RAPID CITY, South Dakota (AP) – After years of delays and legal wrangling, a murder trial began Wednesday for a Native Canadian man accused of shooting an American Indian Movement activist 35 years ago on a reservation.

South Dakota Attorney General Marty Jackley recounted for jurors what investigators believe happened in the three days leading up to the December 1975 slaying of Annie Mae Aquash on South Dakota's Pine Ridge reservation. He said the defendant, John Graham, 55, shot her because the activist group's leaders thought she was a government informant.

Graham's attorney, John Murphy, countered in his opening statement that the prosecution lacked a murder weapon, fingerprints or other physical evidence to link Graham with Aquash's killing or the site of her death.

Graham, a Southern Tutchone tribal member from Canada, is charged with first- and second-degree murder. He could be sent to prison for life if convicted.

Aquash's death became synonymous with the American Indian Movement and its often violent struggles with federal agents in the 1970s. Family members and observers have said Graham's trial could help answer lingering questions about why Aquash died and who ordered her killing.

During his narrative about what the state believes happened, Jackley told jurors that Graham and two other AIM activists, Arlo Looking Cloud and Theda Clark, were told in late 1975 to take Aquash from Denver to Rapid City, to the apartment of Thelma Rios.

Graham, Looking Cloud and Clark then took Aquash to the Rosebud and Pine Ridge reservations, and eventually stopped near a highway on Pine Ridge, Jackley said.

"John Graham knew the task at hand and he got out of the vehicle,'' Jackley said. The prosecutor said Graham then shot Aquash in the back of the head as Looking Cloud stood nearby.

Looking Cloud was found guilty of his involvement in the murder in 2004 and will likely testify at Graham's trial. Rios pleaded guilty last month in connection with Aquash's kidnapping and may also testify.

The prosecution called five witnesses Wednesday, including federal agents who first investigated Aquash's death after her unidentified body was found in February 1976.

Aquash, a member of the Mi'kmaq tribe of Nova Scotia, was 30 when she died. Her death came about six months after two FBI agents were gunned down in a shootout with AIM members, and two years after she participated in AIM's 71-day occupation of the South Dakota reservation town of Wounded Knee.

Former FBI special agent John Munis testified about how a pathologist removed Aquash's hands from her corpse in a lab in Washington to analyze them for fingerprints. Her cause of death was mistakenly listed as exposure to the cold, and her body was buried in March 1976 – before it was identified.

Former FBI special agent William Wood testified that he requested Aquash's body be exhumed after learning her identity.
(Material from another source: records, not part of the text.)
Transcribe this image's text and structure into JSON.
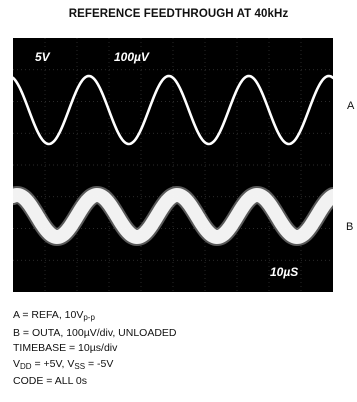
{
  "chart_data": {
    "type": "line",
    "title": "REFERENCE FEEDTHROUGH AT 40kHz",
    "scope_annotations": {
      "ch_a_scale": "5V",
      "ch_b_scale": "100µV",
      "timebase": "10µS"
    },
    "channel_labels": [
      "A",
      "B"
    ],
    "frequency_khz": 40,
    "timebase_us_per_div": 10,
    "grid_divisions": {
      "x": 10,
      "y": 8
    },
    "series": [
      {
        "name": "A",
        "type": "sine",
        "amplitude_vpp": 10,
        "cycles_on_screen": 4,
        "color": "#ffffff"
      },
      {
        "name": "B",
        "type": "sine",
        "amplitude_uv_per_div": 100,
        "cycles_on_screen": 4,
        "color": "#ffffff"
      }
    ]
  },
  "legend": {
    "line1": "A = REFA, 10V",
    "line1_sub": "p-p",
    "line2": "B = OUTA, 100µV/div, UNLOADED",
    "line3": "TIMEBASE = 10µs/div",
    "line4_a": "V",
    "line4_a_sub": "DD",
    "line4_b": " = +5V, V",
    "line4_b_sub": "SS",
    "line4_c": " = -5V",
    "line5": "CODE = ALL 0s"
  },
  "colors": {
    "screen": "#000000",
    "trace": "#ffffff",
    "grid": "#3a3a3a"
  }
}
A second pathologist found a .32-caliber bullet.

Former Bureau of Indian Affairs officer Nathan Merrick said he noticed what looked like dry blood near Aquash's head when he arrived where her body was discovered. During cross-examination, Murphy said the FBI didn't note foul play on its initial reports. Merrick replied: "That's a question for them.''

Roger Amiotte, the rancher who found Aquash's body, and Ray Hand Boy, who drove Aquash to Denver in November 1975, also testified. More witnesses are expected Thursday.

Jackley said witnesses would show that AIM leaders considered Aquash dangerous and that Graham later suggested he felt remorse for the crime.

Murphy questioned the credibility of two witnesses he said were central to the prosecution's case: Looking Cloud and Serle Chapman, a British journalist who interviewed Graham and cooperated with the FBI.

Murphy accused Looking Cloud of changing his story in the hope of having his life sentence reduced, and Chapman of lying to get money and help with immigration from the FBI.

AIM was founded in the late 1960s to protest the U.S. government's treatment of Native Americans and demand the government honor its treaties with tribes.

It first gained national attention in 1972, when it took over the Bureau of Indian Affairs headquarters in Washington, but has since faded from public view.

Graham was first indicted in 2003, and extradited to South Dakota four years later to face federal murder charges. But after federal courts ruled that U.S. prosecutors didn't have authority to prosecute Graham, he was indicted in state court.